The Visual Studio Asynchronous Programming site on MSDN is a great resource for samples, whitepapers and talks on the new language features and support. MSDN also has a great topic discussing best practices for progress and cancellation UI in apps. You should also check out the Parallel Programming with .NET blog for a more in-depth discussion of parallel programming.

Leave a Comment
  • Please add 4 and 7 and type the answer here:
  • Post
  • Good article. It's one topic I've been so curious lately.

    Additional scenario I need to accomplish lately is a combination of async/await, cancellation, sometimes with progress when possible/needed, and also (task) continuation/composition.

    Task continuation/composition with async/await is important as well.
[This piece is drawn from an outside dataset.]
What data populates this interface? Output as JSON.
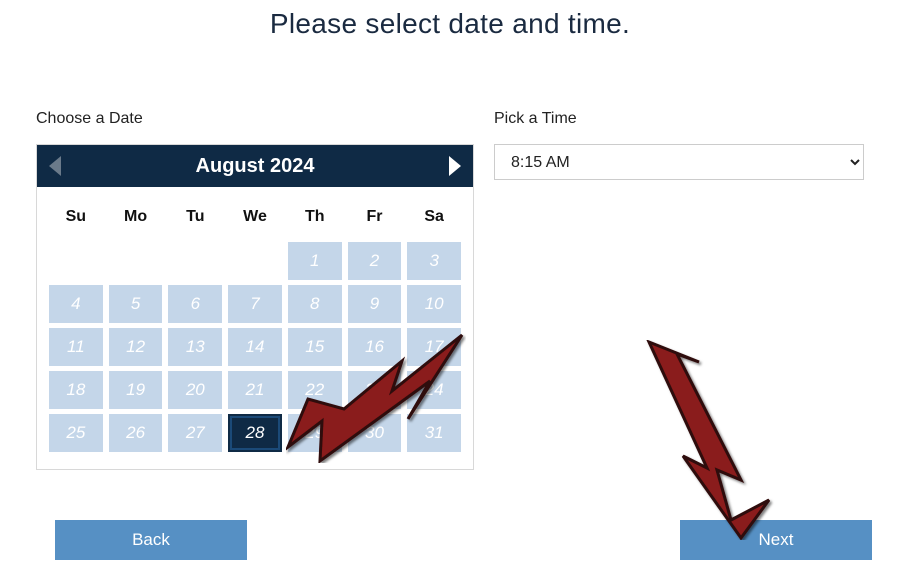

It enables a series of tasks in the sense that the next task should be cancelled/cannot continue upon failure/cancellation of its antecendent.

    I finally end up with Then() extension method as written by Stephen Toub here: blogs.msdn.com/.../10094564.aspx. So far it works well, though I'm still not sure whether it would be a correct approach to work harmoniously with async/await. Am I on the right track here?

  • Maxmilian,

         Thanks for the feedback.  I believe that nothing in what you are doing should preclude you from using the await pattern.  As long as you are getting back a Task or Task<T> from a function you should be able to await it. In case you are blocked at any point in using this let us know and we should be able to provide the right guidance.

    Thanks

    -alok

  • Very well then. Thanks for the confirmation, Alok.

  • Its called BackgroundWorker! (avaliable since .Net 2)

  • can you send me the code of this sample application on

    angvishvish@gmail.com

  • My cancel button and progress bar are sitting in the same form which hosts the start button. Progress is updating  but I cannot cancel and the form cannot be moved while the worker is executing. A breakpoint on the cts.Cancel() is never triggered i.e. the UI thread is tied up while the worker executes.

    I'm wondering what the benefit of the above is; it's not a BackgroundWorker replacement. Did I miss something?

  • @Dave If I understand you correctly you are saying that your UI is not responding to input.  Are you doing any blocking operation on the UI thread.  Is there  a small repro that you could share.  you can email me at

    alokshri  [at] microsoft

  • Alok, thanks for your quick response.

    I worked it out... my progress update was happening too frequently! Used a mod operation in the loop and it's all good, responsive UI.

  • The best article explaining how to use async, await, cancellation and progress.

    Thanks.

  • awesome article!, thank you and greetings from Chile :)

  • Excellent article, really helpful, thank you.

  • I sure wish someone would explain how to make these declarations and calls in VB. (I'm not allowed to use C#.) I just keep going around and around.

    Dim progress_indicator = New Progress(Of Integer)(ReportProgress)

    The compiler complains that it doesn't have a parameter to the ReportProgress sub/function, so:

    Dim progress_indicator = New Progress(Of Integer)(ReportProgress(0))

    Then it complains that the expression ReportProgress(0) doesn't produce a value, so I change my sub to a function and return a 1, and then it will compile, but upon running, I'll get the error:

    Unable to cast object of type 'System.Int32' to type 'System.Action`1[System.Int32]'.

    Somehow, I've got to declare my ReportProgress sub/function as an Action, but I can't figure out how, and I can't find any examples in VB to do it.